Man, if ever you want to try true hypnosis, just sit close and quiet by a kid when she’s drawing: the concentration of it, the unblinking, closely focused eyes and the breathing suspended to the last moment because these functions might distract the total removal from this world, and they do something similar when they’re watching you do it, so long as you know how to latch them in. It doesn’t depend on skill. It’s intentness, dedication to the moment. It’s really like having someone run fingers through your hair, or scratch your back.
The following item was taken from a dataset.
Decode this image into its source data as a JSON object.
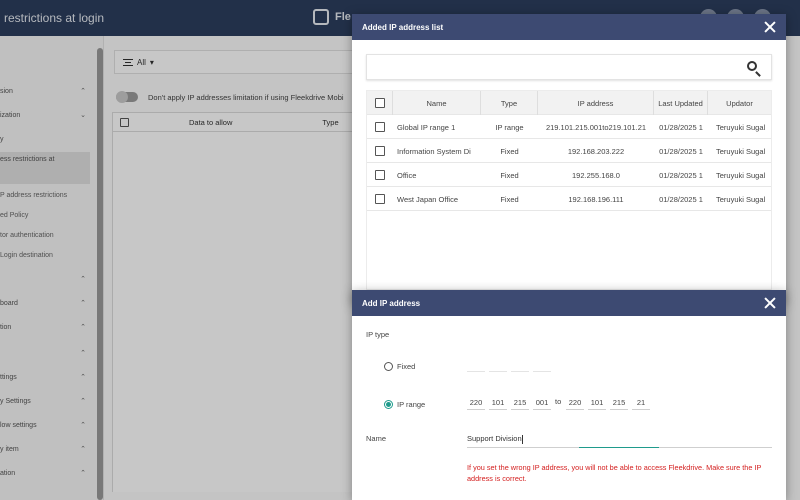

Kleinboet hasn’t got an autograph book yet, he’s too small, so I say to him: ‘I’ll tell you what. I’ll turn sussie’s book upside down, so her last page can be your first,’ and she agrees to this, because possession of paper is less important to her just now than the miraculous, hypnotic process of a real live kwagga appearing from nowhere and a jagluiperd too, leaping along in its five-metre strides.

The errie I draw for kleinboet is a Spitfire Mark XI, probably the most devastatingly brave and beautiful of its line, possibly any line anywhere, and it’s in the middle of a victory roll over Tangmere. I write this name on a hangar roof although there’s an anachronism here because at the time of the Battle of Britain and Tangmere they’d got only as far as Mark V. Never mind, kleinboet wouldn’t care and nor do I, so long as the spirit and the courage are there.

‘Hoekom vlieg hierdie oom onderstebo?’ Why does this uncle fly upside-down? ‘Because that’s what you do to show people that you’re the best.’ ‘Ek wil dit ook doen.’ ‘Nou ja, dan sal jy dit mos een dag doen, nê?, as jy werklik waar wil.’

Maybe the Spit was better than the zebra or the cheetah. It’s hard to say, because the techniques were so different. But I wish I could draw like that all the time.